A proposito di coinvolgimento, siete partiti in due, ma alla fine il team si è allargato molto...
«Come ha spiegato Guido - dice Niccolò - l'idea è stata sin da subito quella di aprirci a chiunque volesse contribuire, senza preclusioni. In poco tempo si è formato un bel gruppo, composto da noi due insieme a Federico Califano, Francesco Pappone, Arianna Pappone, Fabrizio Cafolla, Martina Becchimanzi, Alessia Beatrice, Giorgia Molinari, Erika Negrini, Patrizia Scifo, Giovanni Palamara e Carlo Porcelli. Si è formato un team solido, grazie al quale il Tedx ha ottenuto l'ottimo risultato di sabato scorso».

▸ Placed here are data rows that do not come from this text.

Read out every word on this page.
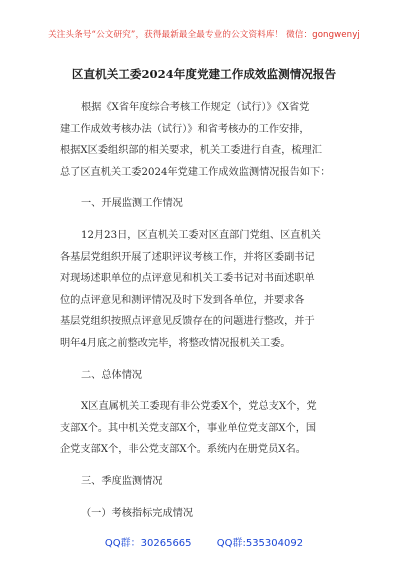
关注头条号“公文研究”，获得最新最全最专业的公文资料库！ 微信：gongwenyj
区直机关工委2024年度党建工作成效监测情况报告
根据《X省年度综合考核工作规定（试行）》《X省党
建工作成效考核办法（试行）》和省考核办的工作安排，
根据X区委组织部的相关要求，机关工委进行自查，梳理汇
总了区直机关工委2024年党建工作成效监测情况报告如下：
一、开展监测工作情况
12月23日，区直机关工委对区直部门党组、区直机关
各基层党组织开展了述职评议考核工作，并将区委副书记
对现场述职单位的点评意见和机关工委书记对书面述职单
位的点评意见和测评情况及时下发到各单位，并要求各
基层党组织按照点评意见反馈存在的问题进行整改，并于
明年4月底之前整改完毕，将整改情况报机关工委。
二、总体情况
X区直属机关工委现有非公党委X个，党总支X个，党
支部X个。其中机关党支部X个，事业单位党支部X个，国
企党支部X个，非公党支部X个。系统内在册党员X名。
三、季度监测情况
（一）考核指标完成情况
QQ群：30265665	QQ群:535304092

Quindi per il prossimo Tedx ci toccherà attendere almeno un anno... E chi si è perso questa edizione, la può recuperare?
«Ovviamente - spiegano i due - l'intero Tedx è stato trasmesso anche in diretta sul canale YouTube TedxLagoDiFogliano e si può rivedere sin da subito. In questi giorni stiamo continuando a lavorare per raccogliere il materiale ottenuto durante l'evento per nuove pubblicazioni che annunceremo nei prossimi giorni».